Monday, September 7, 2009
Fountain Avenue Landfill, Zion and Graham
Please forgive any copyright violation in posting this detail of Uli Seit's beautiful photo of Manhattan viewed through Ailanthus saplings growing in an urban "prairie" planted where was once only landfill. The theft is a crime of passion.
Kenneth Chang's NYT article was a thrill to come across, I didn't know anything about this Fountain Avenue Landfill, just East of Canarsie, or its reclamation. In the article Leslie Sauer, a landscape architect who had a hand in the landfill's transformation into soon to be parkland makes the toothsome comment "the idea of mowing landfills in lunacy." There's a line to savor. The Fountain Avenue landfill's toxic pileup was capped with clay and plastic before being coated with enough soil to root a tree. It's plastic surgery but it ain't nothing. We of course have to thank Staten Island's Fresh Kills and now the landfills of Ohio and Virginia where our 50,000 pounds of trash per day wind up for the space that allows this special new jewel of coastal Brooklyn.

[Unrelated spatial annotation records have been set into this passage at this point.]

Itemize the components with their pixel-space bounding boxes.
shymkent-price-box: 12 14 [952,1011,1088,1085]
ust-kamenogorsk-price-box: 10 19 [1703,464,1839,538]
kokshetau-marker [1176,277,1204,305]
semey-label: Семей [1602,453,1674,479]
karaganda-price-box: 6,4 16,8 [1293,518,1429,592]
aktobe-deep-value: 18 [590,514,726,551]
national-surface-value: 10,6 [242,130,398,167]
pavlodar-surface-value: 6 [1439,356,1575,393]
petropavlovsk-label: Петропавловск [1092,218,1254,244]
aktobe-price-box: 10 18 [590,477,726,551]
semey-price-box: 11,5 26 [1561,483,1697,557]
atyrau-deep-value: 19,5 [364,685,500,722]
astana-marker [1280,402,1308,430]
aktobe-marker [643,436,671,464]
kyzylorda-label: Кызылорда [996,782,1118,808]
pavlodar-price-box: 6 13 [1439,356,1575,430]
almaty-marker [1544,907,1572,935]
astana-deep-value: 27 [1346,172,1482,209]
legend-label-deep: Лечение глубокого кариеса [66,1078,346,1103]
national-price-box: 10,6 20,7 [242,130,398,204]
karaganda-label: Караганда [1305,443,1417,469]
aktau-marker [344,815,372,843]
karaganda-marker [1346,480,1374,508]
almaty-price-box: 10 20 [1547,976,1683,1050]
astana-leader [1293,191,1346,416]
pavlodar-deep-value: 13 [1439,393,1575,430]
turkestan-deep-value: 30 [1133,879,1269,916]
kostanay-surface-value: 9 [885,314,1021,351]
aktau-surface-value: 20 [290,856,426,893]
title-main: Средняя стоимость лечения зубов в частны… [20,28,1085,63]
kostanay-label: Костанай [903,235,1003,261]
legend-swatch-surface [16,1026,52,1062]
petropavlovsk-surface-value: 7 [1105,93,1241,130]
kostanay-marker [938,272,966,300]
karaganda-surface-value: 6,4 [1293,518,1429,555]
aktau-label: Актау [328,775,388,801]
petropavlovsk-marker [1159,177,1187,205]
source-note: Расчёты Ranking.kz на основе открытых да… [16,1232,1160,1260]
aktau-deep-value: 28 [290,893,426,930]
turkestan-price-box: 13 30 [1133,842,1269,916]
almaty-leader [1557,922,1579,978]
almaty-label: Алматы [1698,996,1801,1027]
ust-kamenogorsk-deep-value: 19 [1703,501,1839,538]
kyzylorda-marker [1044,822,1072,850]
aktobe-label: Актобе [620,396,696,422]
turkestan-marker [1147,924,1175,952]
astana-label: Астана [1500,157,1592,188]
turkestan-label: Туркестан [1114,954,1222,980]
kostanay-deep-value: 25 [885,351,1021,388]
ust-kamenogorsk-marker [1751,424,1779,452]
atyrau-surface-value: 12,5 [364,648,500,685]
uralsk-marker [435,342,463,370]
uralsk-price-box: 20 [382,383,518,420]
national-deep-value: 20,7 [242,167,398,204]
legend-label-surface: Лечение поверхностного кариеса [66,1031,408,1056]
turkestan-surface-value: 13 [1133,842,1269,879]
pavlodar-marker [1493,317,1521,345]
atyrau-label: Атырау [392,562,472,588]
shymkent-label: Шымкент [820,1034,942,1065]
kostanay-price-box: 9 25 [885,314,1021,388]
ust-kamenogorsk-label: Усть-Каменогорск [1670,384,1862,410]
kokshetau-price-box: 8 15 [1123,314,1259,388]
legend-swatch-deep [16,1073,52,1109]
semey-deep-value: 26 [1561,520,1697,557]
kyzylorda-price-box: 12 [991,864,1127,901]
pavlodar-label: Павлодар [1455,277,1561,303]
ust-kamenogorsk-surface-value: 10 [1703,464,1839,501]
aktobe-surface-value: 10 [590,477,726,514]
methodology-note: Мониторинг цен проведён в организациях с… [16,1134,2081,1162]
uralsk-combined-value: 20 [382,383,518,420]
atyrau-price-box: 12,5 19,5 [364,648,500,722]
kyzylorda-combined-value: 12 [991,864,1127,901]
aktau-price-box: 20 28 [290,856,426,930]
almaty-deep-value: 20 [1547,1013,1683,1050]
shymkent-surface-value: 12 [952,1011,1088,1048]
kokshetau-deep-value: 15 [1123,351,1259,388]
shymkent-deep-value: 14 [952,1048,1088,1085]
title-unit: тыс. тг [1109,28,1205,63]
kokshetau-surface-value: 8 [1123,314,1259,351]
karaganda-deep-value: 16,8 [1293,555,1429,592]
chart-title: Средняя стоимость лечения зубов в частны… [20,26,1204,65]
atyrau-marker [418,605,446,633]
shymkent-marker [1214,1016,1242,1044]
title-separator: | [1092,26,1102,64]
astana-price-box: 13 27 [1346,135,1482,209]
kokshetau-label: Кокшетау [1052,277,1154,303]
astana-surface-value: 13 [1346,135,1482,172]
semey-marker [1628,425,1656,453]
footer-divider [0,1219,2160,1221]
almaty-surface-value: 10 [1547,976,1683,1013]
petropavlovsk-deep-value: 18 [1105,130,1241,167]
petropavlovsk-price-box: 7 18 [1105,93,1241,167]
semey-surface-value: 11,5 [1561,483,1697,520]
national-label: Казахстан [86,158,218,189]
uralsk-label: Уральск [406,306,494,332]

That is until we become experts in how to simply produce less trash. I for one have a long way to go. Like many I like my goods packaged inside of packages inside of packages, with bows and ribbons and wires to make sure the little doo dah hasn't come loose while bumping around inside the delivery truck. Slowly, some day soon, I'd like to make the move towards naked consumerism, not so much shopping naked as allowing more nakedness for my stuff, or at least less non-biodegradable buffering. I'll just carry my baguette, pineapple, dozen or so donuts down the street in my arms.
I found a very cool childrens book recently in Park Slope, the Plant Sitter by Gene Zion and Margaret Bloy Graham (1959), who brought us all the serious joy of Harry the Dirty Dog and No Roses of Harry. (If you want to destroy my sweater...) Below is the page when the boy who has become the neighborhood plant sitter, bringing a forest of plants into his parent's house, dreams that the plants grow so much that the walls fall off his house and the plants manage to keep the house's shape. If the core of the greenbuilding core gets their way, that may someday happen to the NYC skyline, and I hope I'm around to see it. Also makes me wonder if Rachel Whiteread might have read Zion as a child.